Malam berbincang pada masa ngantuk menggodaÂ
Mata malu tertutup di kala tubuh lemah terjatuh. Ranjang tak bisa rangkul penuh diriku.
Suara lagu temani alunan bising jangkrik bertabuh. Lamunan panjang, mata tertuju lukisan gelap tertata
Dua ekor angsa merayu
Menyirat pandu aku menuju tulisan emas. Pesan menyentuh tak kalah binar indah pasangan angsa
"Pulau pandan jauh ditengah, di balik pulau angsa dua."
"Saat ini hari mu yang indah, moga selamat dan bahagia"
Redaksi pantun pada lukisan,
terbaca indah ucapan, terlihat bagus pandangan, dan merdu telinga dengarkan.

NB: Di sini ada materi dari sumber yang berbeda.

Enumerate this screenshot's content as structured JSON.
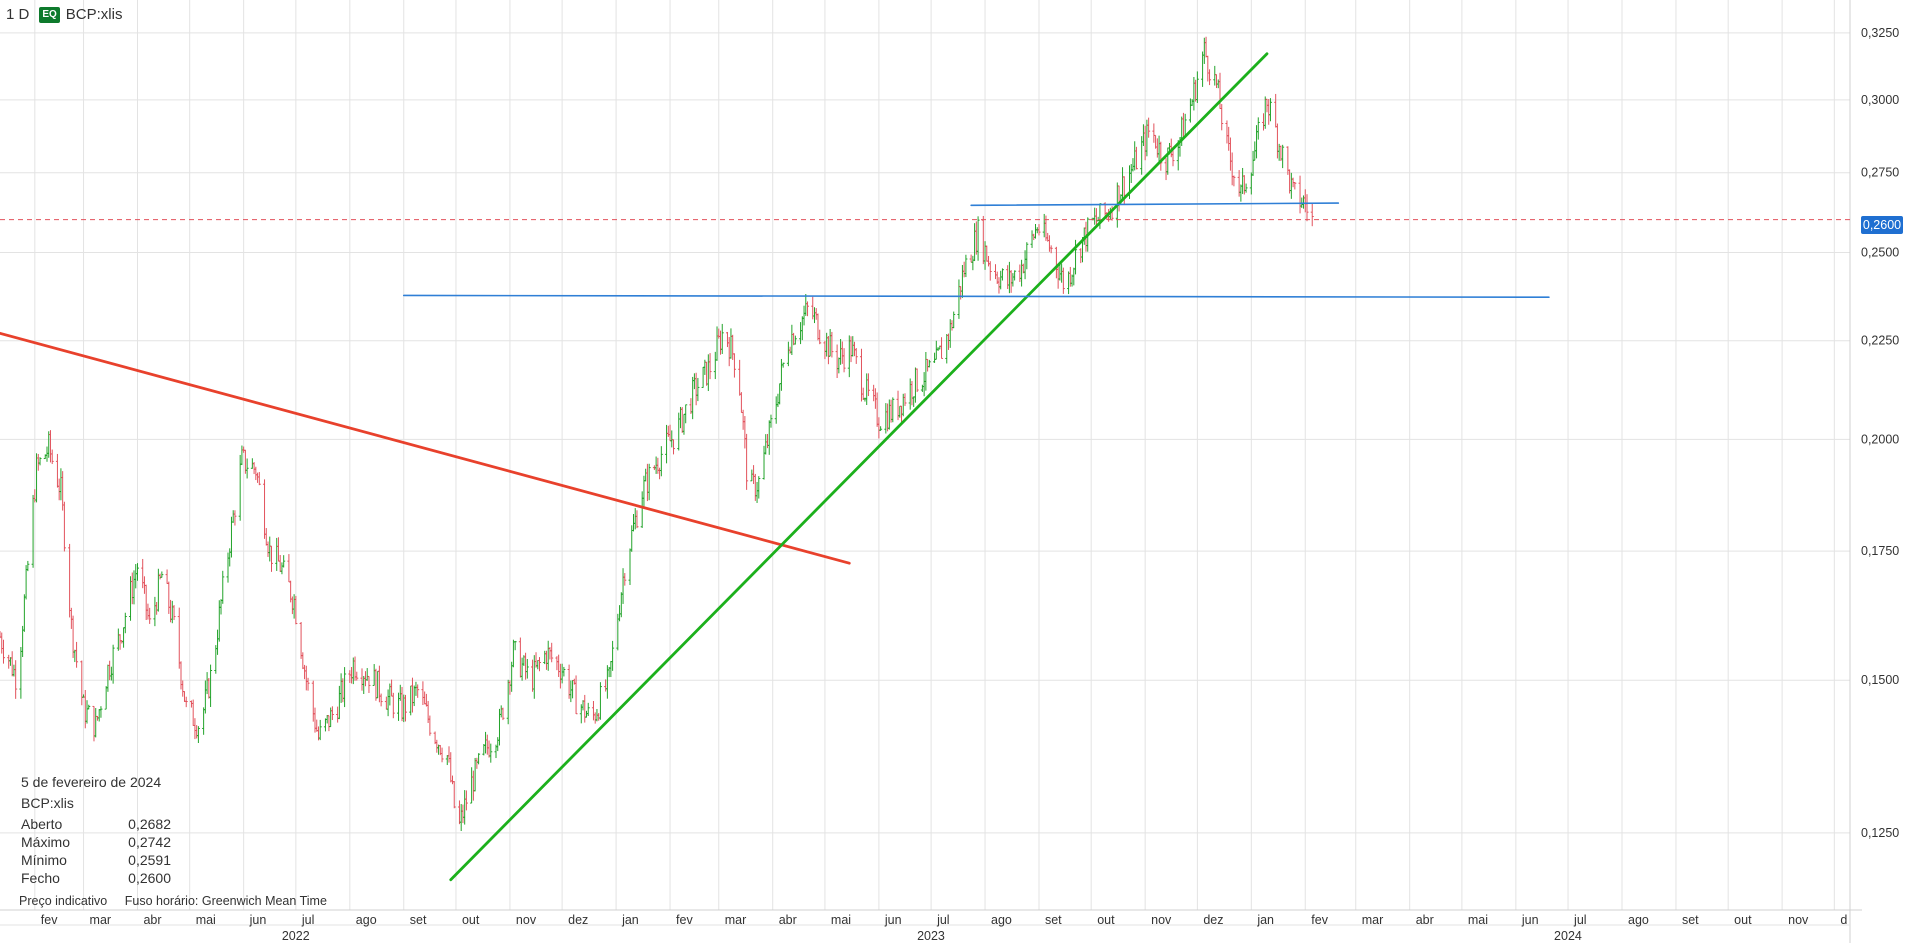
{
  "header": {
    "interval": "1 D",
    "badge": "EQ",
    "symbol": "BCP:xlis"
  },
  "infobox": {
    "date": "5 de fevereiro de 2024",
    "symbol": "BCP:xlis",
    "rows": [
      {
        "label": "Aberto",
        "value": "0,2682"
      },
      {
        "label": "Máximo",
        "value": "0,2742"
      },
      {
        "label": "Mínimo",
        "value": "0,2591"
      },
      {
        "label": "Fecho",
        "value": "0,2600"
      }
    ]
  },
  "footer": {
    "note1": "Preço indicativo",
    "note2": "Fuso horário: Greenwich Mean Time"
  },
  "colors": {
    "up": "#22a32a",
    "down": "#e2525c",
    "grid": "#e3e3e3",
    "red_line": "#e8412c",
    "green_line": "#1cb01c",
    "blue_line": "#2f7fd6",
    "price_line": "#e2525c",
    "price_tag": "#1f6fd1"
  },
  "chart_data": {
    "type": "ohlc",
    "y_scale": "log",
    "x_range": [
      "2022-01-12",
      "2024-12-10"
    ],
    "ylim": [
      0.114,
      0.338
    ],
    "y_ticks": [
      {
        "value": 0.325,
        "label": "0,3250"
      },
      {
        "value": 0.3,
        "label": "0,3000"
      },
      {
        "value": 0.275,
        "label": "0,2750"
      },
      {
        "value": 0.25,
        "label": "0,2500"
      },
      {
        "value": 0.225,
        "label": "0,2250"
      },
      {
        "value": 0.2,
        "label": "0,2000"
      },
      {
        "value": 0.175,
        "label": "0,1750"
      },
      {
        "value": 0.15,
        "label": "0,1500"
      },
      {
        "value": 0.125,
        "label": "0,1250"
      }
    ],
    "x_month_ticks": [
      {
        "date": "2022-02-01",
        "label": "fev"
      },
      {
        "date": "2022-03-01",
        "label": "mar"
      },
      {
        "date": "2022-04-01",
        "label": "abr"
      },
      {
        "date": "2022-05-01",
        "label": "mai"
      },
      {
        "date": "2022-06-01",
        "label": "jun"
      },
      {
        "date": "2022-07-01",
        "label": "jul"
      },
      {
        "date": "2022-08-01",
        "label": "ago"
      },
      {
        "date": "2022-09-01",
        "label": "set"
      },
      {
        "date": "2022-10-01",
        "label": "out"
      },
      {
        "date": "2022-11-01",
        "label": "nov"
      },
      {
        "date": "2022-12-01",
        "label": "dez"
      },
      {
        "date": "2023-01-01",
        "label": "jan"
      },
      {
        "date": "2023-02-01",
        "label": "fev"
      },
      {
        "date": "2023-03-01",
        "label": "mar"
      },
      {
        "date": "2023-04-01",
        "label": "abr"
      },
      {
        "date": "2023-05-01",
        "label": "mai"
      },
      {
        "date": "2023-06-01",
        "label": "jun"
      },
      {
        "date": "2023-07-01",
        "label": "jul"
      },
      {
        "date": "2023-08-01",
        "label": "ago"
      },
      {
        "date": "2023-09-01",
        "label": "set"
      },
      {
        "date": "2023-10-01",
        "label": "out"
      },
      {
        "date": "2023-11-01",
        "label": "nov"
      },
      {
        "date": "2023-12-01",
        "label": "dez"
      },
      {
        "date": "2024-01-01",
        "label": "jan"
      },
      {
        "date": "2024-02-01",
        "label": "fev"
      },
      {
        "date": "2024-03-01",
        "label": "mar"
      },
      {
        "date": "2024-04-01",
        "label": "abr"
      },
      {
        "date": "2024-05-01",
        "label": "mai"
      },
      {
        "date": "2024-06-01",
        "label": "jun"
      },
      {
        "date": "2024-07-01",
        "label": "jul"
      },
      {
        "date": "2024-08-01",
        "label": "ago"
      },
      {
        "date": "2024-09-01",
        "label": "set"
      },
      {
        "date": "2024-10-01",
        "label": "out"
      },
      {
        "date": "2024-11-01",
        "label": "nov"
      },
      {
        "date": "2024-12-01",
        "label": "d"
      }
    ],
    "x_year_ticks": [
      {
        "date": "2022-07-01",
        "label": "2022"
      },
      {
        "date": "2023-07-01",
        "label": "2023"
      },
      {
        "date": "2024-07-01",
        "label": "2024"
      }
    ],
    "last_price": {
      "value": 0.26,
      "label": "0,2600"
    },
    "trendlines": [
      {
        "name": "red-trendline",
        "color": "red_line",
        "points": [
          [
            "2022-01-12",
            0.227
          ],
          [
            "2023-05-15",
            0.1725
          ]
        ]
      },
      {
        "name": "green-trendline",
        "color": "green_line",
        "points": [
          [
            "2022-09-28",
            0.1182
          ],
          [
            "2024-01-10",
            0.317
          ]
        ]
      },
      {
        "name": "blue-trendline-upper",
        "color": "blue_line",
        "points": [
          [
            "2023-07-24",
            0.2645
          ],
          [
            "2024-02-20",
            0.2652
          ]
        ]
      },
      {
        "name": "blue-trendline-lower",
        "color": "blue_line",
        "points": [
          [
            "2022-09-01",
            0.2375
          ],
          [
            "2024-06-20",
            0.237
          ]
        ]
      }
    ],
    "anchors": [
      [
        "2022-01-12",
        0.158
      ],
      [
        "2022-01-22",
        0.15
      ],
      [
        "2022-01-28",
        0.172
      ],
      [
        "2022-02-02",
        0.193
      ],
      [
        "2022-02-09",
        0.198
      ],
      [
        "2022-02-16",
        0.188
      ],
      [
        "2022-02-22",
        0.16
      ],
      [
        "2022-03-01",
        0.145
      ],
      [
        "2022-03-08",
        0.142
      ],
      [
        "2022-03-15",
        0.152
      ],
      [
        "2022-03-22",
        0.158
      ],
      [
        "2022-04-01",
        0.172
      ],
      [
        "2022-04-08",
        0.16
      ],
      [
        "2022-04-15",
        0.17
      ],
      [
        "2022-04-22",
        0.16
      ],
      [
        "2022-04-29",
        0.145
      ],
      [
        "2022-05-07",
        0.142
      ],
      [
        "2022-05-14",
        0.152
      ],
      [
        "2022-05-22",
        0.172
      ],
      [
        "2022-05-31",
        0.195
      ],
      [
        "2022-06-08",
        0.193
      ],
      [
        "2022-06-16",
        0.175
      ],
      [
        "2022-06-22",
        0.172
      ],
      [
        "2022-06-30",
        0.165
      ],
      [
        "2022-07-07",
        0.15
      ],
      [
        "2022-07-14",
        0.14
      ],
      [
        "2022-07-24",
        0.145
      ],
      [
        "2022-08-03",
        0.153
      ],
      [
        "2022-08-12",
        0.151
      ],
      [
        "2022-08-22",
        0.147
      ],
      [
        "2022-08-31",
        0.145
      ],
      [
        "2022-09-09",
        0.148
      ],
      [
        "2022-09-18",
        0.141
      ],
      [
        "2022-09-26",
        0.137
      ],
      [
        "2022-10-02",
        0.125
      ],
      [
        "2022-10-09",
        0.132
      ],
      [
        "2022-10-18",
        0.138
      ],
      [
        "2022-10-26",
        0.142
      ],
      [
        "2022-11-03",
        0.155
      ],
      [
        "2022-11-13",
        0.15
      ],
      [
        "2022-11-22",
        0.155
      ],
      [
        "2022-12-01",
        0.152
      ],
      [
        "2022-12-08",
        0.147
      ],
      [
        "2022-12-18",
        0.143
      ],
      [
        "2022-12-28",
        0.15
      ],
      [
        "2023-01-06",
        0.172
      ],
      [
        "2023-01-16",
        0.188
      ],
      [
        "2023-01-26",
        0.196
      ],
      [
        "2023-02-05",
        0.202
      ],
      [
        "2023-02-15",
        0.212
      ],
      [
        "2023-02-24",
        0.218
      ],
      [
        "2023-03-04",
        0.228
      ],
      [
        "2023-03-12",
        0.218
      ],
      [
        "2023-03-18",
        0.188
      ],
      [
        "2023-03-24",
        0.19
      ],
      [
        "2023-04-01",
        0.205
      ],
      [
        "2023-04-10",
        0.225
      ],
      [
        "2023-04-22",
        0.234
      ],
      [
        "2023-04-30",
        0.226
      ],
      [
        "2023-05-08",
        0.22
      ],
      [
        "2023-05-16",
        0.223
      ],
      [
        "2023-05-24",
        0.212
      ],
      [
        "2023-06-01",
        0.205
      ],
      [
        "2023-06-10",
        0.207
      ],
      [
        "2023-06-18",
        0.212
      ],
      [
        "2023-06-24",
        0.215
      ],
      [
        "2023-07-03",
        0.218
      ],
      [
        "2023-07-12",
        0.228
      ],
      [
        "2023-07-20",
        0.245
      ],
      [
        "2023-07-28",
        0.256
      ],
      [
        "2023-08-05",
        0.245
      ],
      [
        "2023-08-14",
        0.241
      ],
      [
        "2023-08-22",
        0.246
      ],
      [
        "2023-08-31",
        0.258
      ],
      [
        "2023-09-08",
        0.251
      ],
      [
        "2023-09-16",
        0.24
      ],
      [
        "2023-09-24",
        0.252
      ],
      [
        "2023-10-02",
        0.259
      ],
      [
        "2023-10-10",
        0.262
      ],
      [
        "2023-10-18",
        0.27
      ],
      [
        "2023-10-26",
        0.278
      ],
      [
        "2023-11-04",
        0.29
      ],
      [
        "2023-11-12",
        0.279
      ],
      [
        "2023-11-20",
        0.285
      ],
      [
        "2023-11-28",
        0.3
      ],
      [
        "2023-12-05",
        0.318
      ],
      [
        "2023-12-12",
        0.305
      ],
      [
        "2023-12-18",
        0.283
      ],
      [
        "2023-12-26",
        0.268
      ],
      [
        "2024-01-03",
        0.282
      ],
      [
        "2024-01-10",
        0.3
      ],
      [
        "2024-01-17",
        0.285
      ],
      [
        "2024-01-25",
        0.268
      ],
      [
        "2024-02-01",
        0.265
      ],
      [
        "2024-02-05",
        0.26
      ]
    ]
  }
}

Sekian lama nikmati, soal rasa tergantung pada dinding rumah. Latar putih, tertempel dingin bagai salju.
Aku berbincang pada ranjang. Apakah rasa ngantuk juga kamu beri?
Mungkin tidak!! Karena rasa tuhan berikan, bukan kita ciptakan. Dialog monolog malam mulai panjang karena rasa.
Mungkin, kita mampu membeli ranjang empuk, tapi tuhan yang berikan rasa ngantuk. Pikirku.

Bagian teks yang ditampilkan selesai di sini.